The Captain stepped onto the red rug on the rough wooden floor and stretched.
“No, but I will. I…had another daughter and a wife. We were separated.”
A Family Divided
“No, again. I said ‘we were separated’, not ‘we separated’. Rohan has not exactly always had a peaceful existence, to put it mildly. One day, when the girls were quite young, our village was targeted by raiders. I sent all three of them to flee to the next settlement – both for their safety and to warn them. But in the chaos, Hanawen became separated from the other two, and we ended up staying together to defend our home. After counting our losses, in their various forms, we visited all the neighbouring villages but never found them. I’ve not seen either since then. Part of how myself and Reggie ended up in Bree-land was to travel the lands in search of them.”
“Until we eventually realised, even if they lived, they would be lost to us,” Reggie added with sadness.
“Hanawen has been deeply affected, mostly by the loss of her younger sister than that of her mother. She lets her weird humour come out occasionally, but if you see her fight in close quarters, you can feel the anger and aggression. I love her dearly, but I can’t mend that hurt.” Faeladar sighed.

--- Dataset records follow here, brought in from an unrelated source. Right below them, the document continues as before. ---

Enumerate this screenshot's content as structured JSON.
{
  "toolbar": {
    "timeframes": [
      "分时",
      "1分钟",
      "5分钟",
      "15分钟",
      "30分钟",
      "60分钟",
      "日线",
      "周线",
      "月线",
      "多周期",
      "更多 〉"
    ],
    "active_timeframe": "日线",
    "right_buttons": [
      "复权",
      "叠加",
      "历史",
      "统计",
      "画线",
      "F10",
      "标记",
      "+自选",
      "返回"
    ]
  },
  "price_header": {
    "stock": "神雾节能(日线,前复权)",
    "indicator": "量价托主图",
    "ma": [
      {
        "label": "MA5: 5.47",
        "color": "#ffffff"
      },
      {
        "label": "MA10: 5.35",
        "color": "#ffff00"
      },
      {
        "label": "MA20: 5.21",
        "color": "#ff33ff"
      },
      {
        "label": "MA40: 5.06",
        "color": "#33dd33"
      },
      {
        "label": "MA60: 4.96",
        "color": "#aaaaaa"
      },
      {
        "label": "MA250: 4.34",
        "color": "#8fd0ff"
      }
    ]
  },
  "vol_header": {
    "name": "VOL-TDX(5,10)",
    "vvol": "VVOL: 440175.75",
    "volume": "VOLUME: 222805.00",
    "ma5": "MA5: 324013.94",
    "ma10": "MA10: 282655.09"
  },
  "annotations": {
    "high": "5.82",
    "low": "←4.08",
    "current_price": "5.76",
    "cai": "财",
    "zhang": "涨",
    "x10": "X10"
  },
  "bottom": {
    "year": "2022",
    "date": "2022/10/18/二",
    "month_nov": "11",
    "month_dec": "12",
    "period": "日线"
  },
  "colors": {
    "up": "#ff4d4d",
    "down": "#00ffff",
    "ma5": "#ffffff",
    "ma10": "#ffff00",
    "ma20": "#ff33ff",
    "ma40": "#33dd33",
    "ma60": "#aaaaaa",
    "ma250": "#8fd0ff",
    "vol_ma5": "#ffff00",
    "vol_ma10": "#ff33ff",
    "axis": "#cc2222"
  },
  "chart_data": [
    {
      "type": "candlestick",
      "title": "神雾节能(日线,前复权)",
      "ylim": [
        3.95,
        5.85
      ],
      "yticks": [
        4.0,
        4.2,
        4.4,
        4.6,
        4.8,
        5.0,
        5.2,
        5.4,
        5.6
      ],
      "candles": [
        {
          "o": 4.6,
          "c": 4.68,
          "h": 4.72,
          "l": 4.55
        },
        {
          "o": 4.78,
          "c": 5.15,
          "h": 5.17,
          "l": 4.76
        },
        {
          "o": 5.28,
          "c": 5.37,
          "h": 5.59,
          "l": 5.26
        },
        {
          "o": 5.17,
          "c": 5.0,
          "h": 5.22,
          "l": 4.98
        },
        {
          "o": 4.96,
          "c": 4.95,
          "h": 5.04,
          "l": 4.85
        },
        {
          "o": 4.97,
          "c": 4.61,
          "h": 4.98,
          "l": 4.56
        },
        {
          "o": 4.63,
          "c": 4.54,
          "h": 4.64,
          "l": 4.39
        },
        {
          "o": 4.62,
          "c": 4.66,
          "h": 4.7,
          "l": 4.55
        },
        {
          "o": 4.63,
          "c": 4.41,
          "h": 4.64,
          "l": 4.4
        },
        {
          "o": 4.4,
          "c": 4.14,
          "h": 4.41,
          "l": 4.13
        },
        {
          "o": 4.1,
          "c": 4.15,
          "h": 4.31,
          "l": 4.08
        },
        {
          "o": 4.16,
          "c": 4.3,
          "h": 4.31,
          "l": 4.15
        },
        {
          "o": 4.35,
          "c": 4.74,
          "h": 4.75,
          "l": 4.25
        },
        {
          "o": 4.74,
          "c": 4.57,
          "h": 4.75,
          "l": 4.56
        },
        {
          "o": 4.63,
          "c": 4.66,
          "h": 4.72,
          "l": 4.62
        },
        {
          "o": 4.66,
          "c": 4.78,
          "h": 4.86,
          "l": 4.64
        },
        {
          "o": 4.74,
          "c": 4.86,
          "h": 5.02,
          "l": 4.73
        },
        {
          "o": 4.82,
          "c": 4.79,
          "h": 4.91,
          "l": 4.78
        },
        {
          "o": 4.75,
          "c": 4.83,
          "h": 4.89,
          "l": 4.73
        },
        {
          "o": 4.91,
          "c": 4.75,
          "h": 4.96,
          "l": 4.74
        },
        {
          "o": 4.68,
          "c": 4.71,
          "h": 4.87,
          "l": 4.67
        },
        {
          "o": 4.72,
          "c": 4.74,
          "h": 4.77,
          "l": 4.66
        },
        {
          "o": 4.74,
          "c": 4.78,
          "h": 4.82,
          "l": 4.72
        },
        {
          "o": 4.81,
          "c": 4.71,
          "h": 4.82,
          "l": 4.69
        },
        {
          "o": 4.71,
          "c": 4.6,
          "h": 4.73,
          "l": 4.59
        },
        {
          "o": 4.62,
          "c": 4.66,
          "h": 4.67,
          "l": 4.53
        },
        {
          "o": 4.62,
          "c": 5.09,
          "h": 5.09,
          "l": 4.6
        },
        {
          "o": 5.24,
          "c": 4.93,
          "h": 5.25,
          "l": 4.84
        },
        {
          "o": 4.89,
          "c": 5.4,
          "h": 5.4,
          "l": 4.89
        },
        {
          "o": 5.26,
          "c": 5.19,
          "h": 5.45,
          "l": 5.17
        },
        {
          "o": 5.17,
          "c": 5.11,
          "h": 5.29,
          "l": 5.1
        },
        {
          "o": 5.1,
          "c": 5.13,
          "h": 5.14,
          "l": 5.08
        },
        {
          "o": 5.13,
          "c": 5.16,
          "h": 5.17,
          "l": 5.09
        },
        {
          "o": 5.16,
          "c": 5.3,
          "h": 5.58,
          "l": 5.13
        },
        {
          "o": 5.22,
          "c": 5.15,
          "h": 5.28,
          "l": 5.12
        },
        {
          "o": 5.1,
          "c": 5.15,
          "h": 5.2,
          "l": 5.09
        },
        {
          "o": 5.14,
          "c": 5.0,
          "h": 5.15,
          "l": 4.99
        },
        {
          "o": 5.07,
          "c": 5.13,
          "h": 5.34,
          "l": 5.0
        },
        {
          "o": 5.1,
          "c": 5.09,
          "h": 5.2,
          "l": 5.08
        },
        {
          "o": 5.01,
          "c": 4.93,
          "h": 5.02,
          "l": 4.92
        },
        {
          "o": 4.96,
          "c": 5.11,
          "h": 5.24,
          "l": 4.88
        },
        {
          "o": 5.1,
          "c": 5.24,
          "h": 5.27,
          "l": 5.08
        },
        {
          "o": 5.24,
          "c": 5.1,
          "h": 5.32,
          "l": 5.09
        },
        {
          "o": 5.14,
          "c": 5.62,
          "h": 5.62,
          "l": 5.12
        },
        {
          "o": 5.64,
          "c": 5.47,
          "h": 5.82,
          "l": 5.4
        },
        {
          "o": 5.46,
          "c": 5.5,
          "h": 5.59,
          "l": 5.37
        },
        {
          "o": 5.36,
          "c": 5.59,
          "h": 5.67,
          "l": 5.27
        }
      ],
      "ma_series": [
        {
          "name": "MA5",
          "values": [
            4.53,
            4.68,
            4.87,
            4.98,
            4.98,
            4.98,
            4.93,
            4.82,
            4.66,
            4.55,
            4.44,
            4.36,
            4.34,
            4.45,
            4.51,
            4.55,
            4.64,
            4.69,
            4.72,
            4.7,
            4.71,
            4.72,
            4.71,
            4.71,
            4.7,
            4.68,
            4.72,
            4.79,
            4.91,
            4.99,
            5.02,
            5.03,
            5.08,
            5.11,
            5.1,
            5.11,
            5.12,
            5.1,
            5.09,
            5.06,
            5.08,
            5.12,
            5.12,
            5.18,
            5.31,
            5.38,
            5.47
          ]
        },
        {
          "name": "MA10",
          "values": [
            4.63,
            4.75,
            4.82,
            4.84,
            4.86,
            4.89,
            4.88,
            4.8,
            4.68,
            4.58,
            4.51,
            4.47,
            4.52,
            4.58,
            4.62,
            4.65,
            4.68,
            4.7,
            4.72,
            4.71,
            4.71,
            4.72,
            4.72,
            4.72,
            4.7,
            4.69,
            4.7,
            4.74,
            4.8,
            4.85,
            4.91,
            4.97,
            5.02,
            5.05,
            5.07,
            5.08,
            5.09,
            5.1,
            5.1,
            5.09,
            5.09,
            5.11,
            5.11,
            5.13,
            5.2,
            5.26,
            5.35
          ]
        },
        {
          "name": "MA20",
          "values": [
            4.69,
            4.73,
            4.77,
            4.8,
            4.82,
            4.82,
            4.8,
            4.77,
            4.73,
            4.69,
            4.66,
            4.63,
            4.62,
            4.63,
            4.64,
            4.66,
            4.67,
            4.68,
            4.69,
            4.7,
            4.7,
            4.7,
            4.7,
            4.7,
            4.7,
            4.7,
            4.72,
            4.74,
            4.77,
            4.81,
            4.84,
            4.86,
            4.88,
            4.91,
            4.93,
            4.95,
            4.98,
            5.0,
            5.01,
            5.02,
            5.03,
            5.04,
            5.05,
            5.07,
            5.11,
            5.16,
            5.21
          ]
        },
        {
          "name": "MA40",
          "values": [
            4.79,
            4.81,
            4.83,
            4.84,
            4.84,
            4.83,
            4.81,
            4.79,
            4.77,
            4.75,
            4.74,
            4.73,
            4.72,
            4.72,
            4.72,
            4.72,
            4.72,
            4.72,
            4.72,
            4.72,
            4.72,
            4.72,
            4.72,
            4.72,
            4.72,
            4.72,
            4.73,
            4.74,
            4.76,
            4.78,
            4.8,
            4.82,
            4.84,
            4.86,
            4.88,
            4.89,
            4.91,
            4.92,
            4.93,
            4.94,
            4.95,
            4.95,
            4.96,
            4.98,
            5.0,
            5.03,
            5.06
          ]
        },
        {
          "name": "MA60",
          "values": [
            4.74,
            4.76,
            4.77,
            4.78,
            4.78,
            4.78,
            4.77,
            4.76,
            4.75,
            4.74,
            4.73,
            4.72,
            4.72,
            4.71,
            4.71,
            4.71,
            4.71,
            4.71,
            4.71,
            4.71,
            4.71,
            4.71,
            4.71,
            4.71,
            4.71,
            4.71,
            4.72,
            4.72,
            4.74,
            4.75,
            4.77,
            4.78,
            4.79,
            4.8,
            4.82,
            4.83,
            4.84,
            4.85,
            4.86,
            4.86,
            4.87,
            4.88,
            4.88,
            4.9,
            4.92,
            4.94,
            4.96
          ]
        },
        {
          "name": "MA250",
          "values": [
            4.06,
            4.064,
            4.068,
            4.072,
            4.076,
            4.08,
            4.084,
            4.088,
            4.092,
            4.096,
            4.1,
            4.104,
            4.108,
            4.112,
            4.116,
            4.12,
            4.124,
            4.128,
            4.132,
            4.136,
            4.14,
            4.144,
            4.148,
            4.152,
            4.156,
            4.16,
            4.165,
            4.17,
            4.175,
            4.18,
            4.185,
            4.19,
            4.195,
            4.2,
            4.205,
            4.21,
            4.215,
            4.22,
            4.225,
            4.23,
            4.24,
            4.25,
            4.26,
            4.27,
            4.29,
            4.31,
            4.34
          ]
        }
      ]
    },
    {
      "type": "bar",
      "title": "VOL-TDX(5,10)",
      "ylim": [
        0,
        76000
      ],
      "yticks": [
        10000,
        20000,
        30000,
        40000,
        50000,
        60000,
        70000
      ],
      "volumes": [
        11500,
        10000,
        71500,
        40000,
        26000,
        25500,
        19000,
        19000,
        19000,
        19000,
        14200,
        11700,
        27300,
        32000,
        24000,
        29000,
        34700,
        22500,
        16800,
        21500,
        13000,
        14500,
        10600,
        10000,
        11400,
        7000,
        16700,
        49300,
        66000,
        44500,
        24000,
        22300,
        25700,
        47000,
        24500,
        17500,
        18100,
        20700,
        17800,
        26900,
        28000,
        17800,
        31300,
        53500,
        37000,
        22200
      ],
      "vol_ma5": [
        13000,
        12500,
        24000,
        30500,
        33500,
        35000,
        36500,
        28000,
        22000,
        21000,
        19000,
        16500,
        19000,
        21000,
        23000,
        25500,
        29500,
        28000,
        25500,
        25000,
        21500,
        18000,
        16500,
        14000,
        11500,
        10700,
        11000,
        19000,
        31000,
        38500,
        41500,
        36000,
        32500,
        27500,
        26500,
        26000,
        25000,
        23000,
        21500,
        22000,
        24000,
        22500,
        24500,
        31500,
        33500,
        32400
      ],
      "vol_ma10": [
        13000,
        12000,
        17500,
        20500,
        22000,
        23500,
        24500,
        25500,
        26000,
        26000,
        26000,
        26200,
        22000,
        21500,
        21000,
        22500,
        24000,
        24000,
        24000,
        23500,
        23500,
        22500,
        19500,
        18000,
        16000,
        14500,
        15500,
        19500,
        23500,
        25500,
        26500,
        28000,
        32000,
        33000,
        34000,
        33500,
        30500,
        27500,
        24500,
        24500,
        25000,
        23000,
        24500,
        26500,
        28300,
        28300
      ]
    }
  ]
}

Caethir nodded, with some measure of understanding.
What’s in a Name?
“Hanawyn. They weren’t twins, as Hanawen is…was a couple of years older, but they looked so alike as children. It was the similarity of names that meant Hanawyn ended up calling herself Hany. Why all these questions?” Faeladar frowned, intrigued.
“Hany, Hanawyn, Hanywyn…” Caethir muttered, then began rearranging the letters in his head.
“What is it, Caethir?” Reggie asked, unsure whether to be concerned or not. The Captain, sensing something took a step towards where Caethir was sat thinking.
After a few moments longer, the Elf looked up and directly into Faeladar’s eyes.
“I think I know your other daughter.”